How easy would it be for a poster who is blocked at psychcentral to re-register and post under a new username completely undetected by the moderators here?

I’d provide the step by step process for doing that, but I personally believe that providing a step by step process to enable people to get around security measures is bordering on the unprofessional.

I wouldn’t expect someone of professional standing to advise others how to hack into a bank or any other system for that matter.
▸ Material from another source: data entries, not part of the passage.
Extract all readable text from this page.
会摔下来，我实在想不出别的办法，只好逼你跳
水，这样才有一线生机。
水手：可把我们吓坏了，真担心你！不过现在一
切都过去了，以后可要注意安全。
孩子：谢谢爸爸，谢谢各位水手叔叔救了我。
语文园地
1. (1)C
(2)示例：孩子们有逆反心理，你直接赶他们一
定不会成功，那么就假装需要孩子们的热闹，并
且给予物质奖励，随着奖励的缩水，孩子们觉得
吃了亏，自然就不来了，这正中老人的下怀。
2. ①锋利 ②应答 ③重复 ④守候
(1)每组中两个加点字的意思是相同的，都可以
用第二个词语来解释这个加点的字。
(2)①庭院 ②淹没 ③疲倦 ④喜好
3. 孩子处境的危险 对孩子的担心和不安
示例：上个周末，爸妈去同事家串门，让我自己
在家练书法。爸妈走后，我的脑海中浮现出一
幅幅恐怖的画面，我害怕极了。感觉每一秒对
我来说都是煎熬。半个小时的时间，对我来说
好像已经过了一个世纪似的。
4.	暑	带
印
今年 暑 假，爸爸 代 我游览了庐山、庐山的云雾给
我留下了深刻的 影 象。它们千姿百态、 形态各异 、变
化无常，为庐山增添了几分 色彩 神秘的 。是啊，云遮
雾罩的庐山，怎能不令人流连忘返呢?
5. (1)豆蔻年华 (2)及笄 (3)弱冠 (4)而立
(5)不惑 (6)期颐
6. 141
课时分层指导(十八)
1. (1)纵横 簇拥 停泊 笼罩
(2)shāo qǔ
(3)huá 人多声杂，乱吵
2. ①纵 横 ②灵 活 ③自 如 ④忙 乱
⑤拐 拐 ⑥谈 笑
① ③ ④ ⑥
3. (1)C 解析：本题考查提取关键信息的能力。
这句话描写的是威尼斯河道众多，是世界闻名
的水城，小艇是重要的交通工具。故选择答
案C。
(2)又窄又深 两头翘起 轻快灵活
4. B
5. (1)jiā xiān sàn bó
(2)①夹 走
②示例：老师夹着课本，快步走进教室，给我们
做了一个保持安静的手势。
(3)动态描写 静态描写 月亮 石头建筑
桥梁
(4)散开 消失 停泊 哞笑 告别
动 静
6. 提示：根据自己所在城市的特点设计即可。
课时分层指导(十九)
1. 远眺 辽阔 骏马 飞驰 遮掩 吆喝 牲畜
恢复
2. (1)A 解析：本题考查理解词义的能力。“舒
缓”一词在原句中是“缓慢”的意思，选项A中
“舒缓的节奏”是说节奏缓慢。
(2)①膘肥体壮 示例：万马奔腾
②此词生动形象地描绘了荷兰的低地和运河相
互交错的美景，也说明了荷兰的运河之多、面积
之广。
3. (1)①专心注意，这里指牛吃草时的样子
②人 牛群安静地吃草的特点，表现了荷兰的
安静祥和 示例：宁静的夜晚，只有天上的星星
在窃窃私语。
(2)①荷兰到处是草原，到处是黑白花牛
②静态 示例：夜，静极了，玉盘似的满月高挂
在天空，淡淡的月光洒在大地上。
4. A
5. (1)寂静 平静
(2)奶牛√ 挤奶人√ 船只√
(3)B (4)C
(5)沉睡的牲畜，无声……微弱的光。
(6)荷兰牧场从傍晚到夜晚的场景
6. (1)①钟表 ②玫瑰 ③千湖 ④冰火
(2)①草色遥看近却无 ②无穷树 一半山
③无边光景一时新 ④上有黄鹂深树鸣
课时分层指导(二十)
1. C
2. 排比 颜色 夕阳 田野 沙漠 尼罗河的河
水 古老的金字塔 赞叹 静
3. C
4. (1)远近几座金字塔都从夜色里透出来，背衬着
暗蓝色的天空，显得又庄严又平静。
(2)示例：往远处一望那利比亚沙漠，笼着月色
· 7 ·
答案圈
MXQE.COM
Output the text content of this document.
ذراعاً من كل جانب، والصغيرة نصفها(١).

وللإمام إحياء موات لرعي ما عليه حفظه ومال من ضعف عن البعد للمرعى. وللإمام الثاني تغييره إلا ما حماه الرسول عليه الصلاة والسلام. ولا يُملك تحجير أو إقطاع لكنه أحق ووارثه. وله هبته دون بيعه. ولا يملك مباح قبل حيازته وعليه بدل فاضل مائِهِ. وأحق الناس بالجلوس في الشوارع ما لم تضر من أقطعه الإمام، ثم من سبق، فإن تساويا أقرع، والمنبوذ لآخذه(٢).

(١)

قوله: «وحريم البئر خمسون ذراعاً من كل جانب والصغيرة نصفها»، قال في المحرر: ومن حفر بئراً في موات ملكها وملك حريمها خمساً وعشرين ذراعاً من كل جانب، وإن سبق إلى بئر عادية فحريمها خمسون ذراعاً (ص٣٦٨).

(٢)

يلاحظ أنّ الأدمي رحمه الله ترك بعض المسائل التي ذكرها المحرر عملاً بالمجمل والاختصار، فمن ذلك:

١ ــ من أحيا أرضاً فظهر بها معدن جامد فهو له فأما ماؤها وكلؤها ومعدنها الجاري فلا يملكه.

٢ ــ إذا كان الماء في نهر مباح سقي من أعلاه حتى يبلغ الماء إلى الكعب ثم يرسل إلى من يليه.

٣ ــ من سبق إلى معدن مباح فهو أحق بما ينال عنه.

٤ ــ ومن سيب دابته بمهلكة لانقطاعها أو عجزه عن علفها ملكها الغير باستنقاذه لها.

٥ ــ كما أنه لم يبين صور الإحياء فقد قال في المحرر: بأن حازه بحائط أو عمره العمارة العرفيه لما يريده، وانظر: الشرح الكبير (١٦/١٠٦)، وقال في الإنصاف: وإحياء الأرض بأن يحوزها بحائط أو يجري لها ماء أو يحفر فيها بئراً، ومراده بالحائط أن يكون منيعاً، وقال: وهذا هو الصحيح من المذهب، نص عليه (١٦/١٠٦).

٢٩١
I’d also expect the general attitude to online hackers to be one of sympathy for those whose security measures are breeched rather than glee (and outright endorsement) of hacking activities.

> if you want to gain a professional’s trust by emphasizing how “secure” your community is, you should be prepared to stand by your current registration practices. The fact that their registration is so easy to game at present means their community is less-than-secure.

And the fact that it is indeed possible for a blocked poster at your site to reregister under a new posting name without being detected by moderators means that your site is similarly less-than-secure.

My understanding is that doctors like to chat to doctors because they get sick to death of non-doctors asking them for professional advice and then threatening to sue. So long as it cuts down on people asking for advice and / or people threatening to sue for advice received (as it will if people have to at least pretend to be professionals) then I’m happy for them.

But I believe they are stonewalling and being disingenuous suggesting it’s not really a problem (especially their suggestion that the federal gov’t would go after anyone impersonating a physician on their service, which is just laughable).

That’s not the kind of attitude we’d expect from a company trying to gain physicians’ trust.

Sermo has nothing to do with government money, as it is a private company, so i am afraid that you are mistaken.

My point is simple — there’s no reason Sermo needed to go with this weak authentication model for its registration, other than to increase its membership numbers as quickly as possible. I believe Sermo did so at the sacrifice of security, and now has a community where I believe it can legitimately make no guarantees that all of its members are indeed doctors (as they claim).